On 14/06/2013 10:15 p.m., Stephan Viljoen wrote:
Hi There, I need to build a proxy server for an ISP handling about 4000 ip addresses over a 125Mbps of Internet bandwidth and were wondering what the specs for such a server would be? It's going to be a transparent squid server configured with Tproxy running as a bridge. I'm thinking of using around 16GB of RAM
More RAM the better. Squid will run with only a few dozen MB, but the more you can throw at it the more memory cache it can be assigned and that is the fastest response traffic.
Also you *will* be aportioning the RAM between multiple Squid on this box.
, two Quad core Xeon CPU's and about 8 SAS disks. Will this be enough or should I aim higher?
Squid uses one CPU per process and uses that CPU right to the bare metal speed limits sometimes. So fast GHz ratings CPUs are better than more slower cores.

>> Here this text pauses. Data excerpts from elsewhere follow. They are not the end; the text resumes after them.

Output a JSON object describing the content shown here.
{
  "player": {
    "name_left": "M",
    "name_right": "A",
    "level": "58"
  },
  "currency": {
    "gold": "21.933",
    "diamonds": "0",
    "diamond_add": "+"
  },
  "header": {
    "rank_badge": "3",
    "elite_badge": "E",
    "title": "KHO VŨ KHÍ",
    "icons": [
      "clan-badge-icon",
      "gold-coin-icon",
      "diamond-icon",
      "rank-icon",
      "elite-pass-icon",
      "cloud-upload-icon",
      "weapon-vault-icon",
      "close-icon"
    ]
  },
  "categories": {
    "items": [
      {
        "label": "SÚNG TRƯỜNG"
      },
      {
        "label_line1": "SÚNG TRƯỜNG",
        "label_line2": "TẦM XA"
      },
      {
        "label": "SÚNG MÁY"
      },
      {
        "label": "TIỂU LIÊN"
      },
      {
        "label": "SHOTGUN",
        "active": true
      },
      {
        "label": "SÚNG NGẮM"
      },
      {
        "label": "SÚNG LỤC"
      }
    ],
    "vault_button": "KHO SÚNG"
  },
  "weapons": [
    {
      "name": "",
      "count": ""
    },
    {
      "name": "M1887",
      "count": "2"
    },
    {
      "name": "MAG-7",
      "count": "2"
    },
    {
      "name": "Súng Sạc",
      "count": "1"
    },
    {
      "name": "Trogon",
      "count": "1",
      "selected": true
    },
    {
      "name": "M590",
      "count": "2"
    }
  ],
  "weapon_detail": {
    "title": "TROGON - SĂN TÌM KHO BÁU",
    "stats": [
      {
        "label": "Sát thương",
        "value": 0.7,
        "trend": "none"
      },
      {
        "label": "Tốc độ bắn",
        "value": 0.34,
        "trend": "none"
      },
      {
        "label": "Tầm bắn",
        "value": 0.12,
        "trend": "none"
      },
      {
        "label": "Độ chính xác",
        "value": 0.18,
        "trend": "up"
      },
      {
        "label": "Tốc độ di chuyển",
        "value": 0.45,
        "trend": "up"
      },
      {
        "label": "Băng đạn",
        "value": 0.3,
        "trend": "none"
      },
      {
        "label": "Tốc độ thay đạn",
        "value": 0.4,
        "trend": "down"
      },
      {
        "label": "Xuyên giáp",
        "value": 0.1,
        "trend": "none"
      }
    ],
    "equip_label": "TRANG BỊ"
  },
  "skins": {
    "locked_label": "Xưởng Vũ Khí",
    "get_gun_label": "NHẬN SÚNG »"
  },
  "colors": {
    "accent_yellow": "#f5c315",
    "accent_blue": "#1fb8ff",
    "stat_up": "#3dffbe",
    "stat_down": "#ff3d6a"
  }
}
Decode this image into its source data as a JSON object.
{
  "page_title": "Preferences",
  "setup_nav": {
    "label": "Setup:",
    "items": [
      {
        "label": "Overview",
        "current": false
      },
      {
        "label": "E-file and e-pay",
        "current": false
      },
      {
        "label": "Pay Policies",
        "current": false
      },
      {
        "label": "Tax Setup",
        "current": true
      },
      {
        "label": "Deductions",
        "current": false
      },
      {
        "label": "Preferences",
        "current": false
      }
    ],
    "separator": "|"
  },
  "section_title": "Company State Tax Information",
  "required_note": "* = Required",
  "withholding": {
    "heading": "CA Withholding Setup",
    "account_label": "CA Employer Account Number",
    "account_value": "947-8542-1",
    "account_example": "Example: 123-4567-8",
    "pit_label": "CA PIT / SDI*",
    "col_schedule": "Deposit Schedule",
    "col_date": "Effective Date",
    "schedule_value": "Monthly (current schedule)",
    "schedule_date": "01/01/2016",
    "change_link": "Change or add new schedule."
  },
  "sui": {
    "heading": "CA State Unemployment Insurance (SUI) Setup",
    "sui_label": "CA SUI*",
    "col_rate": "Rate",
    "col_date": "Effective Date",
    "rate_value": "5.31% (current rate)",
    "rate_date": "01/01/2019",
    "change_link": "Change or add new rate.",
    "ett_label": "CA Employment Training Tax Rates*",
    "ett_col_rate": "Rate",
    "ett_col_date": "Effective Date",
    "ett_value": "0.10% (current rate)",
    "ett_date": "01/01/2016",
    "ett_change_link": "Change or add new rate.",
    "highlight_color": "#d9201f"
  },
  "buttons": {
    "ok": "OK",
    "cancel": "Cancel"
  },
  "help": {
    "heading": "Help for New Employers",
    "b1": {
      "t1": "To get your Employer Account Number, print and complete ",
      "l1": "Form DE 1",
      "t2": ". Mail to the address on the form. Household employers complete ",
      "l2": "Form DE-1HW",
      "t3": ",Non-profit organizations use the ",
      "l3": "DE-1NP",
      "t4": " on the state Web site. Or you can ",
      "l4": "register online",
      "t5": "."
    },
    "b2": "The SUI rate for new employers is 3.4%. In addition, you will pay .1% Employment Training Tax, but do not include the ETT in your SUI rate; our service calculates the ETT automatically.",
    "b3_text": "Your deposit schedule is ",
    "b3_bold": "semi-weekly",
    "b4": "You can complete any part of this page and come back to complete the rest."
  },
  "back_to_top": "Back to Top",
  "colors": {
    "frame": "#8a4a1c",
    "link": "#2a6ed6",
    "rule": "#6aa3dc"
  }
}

Some advice would be greatly appreciated.
With a box like that go straight to 3.3 series and experiment with SMP workers to utilize more than one CPU core.
Each Squid instance / worker should be able to service a least 50 Mbps per core. That does depend a lot on the request/sec rate of HTTP messages that 50Mbps is built from. The Squid processing limit is only reliably measure in requests per second. In HTTP/1.0 traffic that has typically topped out at ~500req/sec around 100Mbps, but HTTP/1.1 is a fair bit more optimized and revalidation traffic can top out at a higher req/sec on just a few Mbps. Still an 8-core box has room to scale Squid out by bumping up the worker count.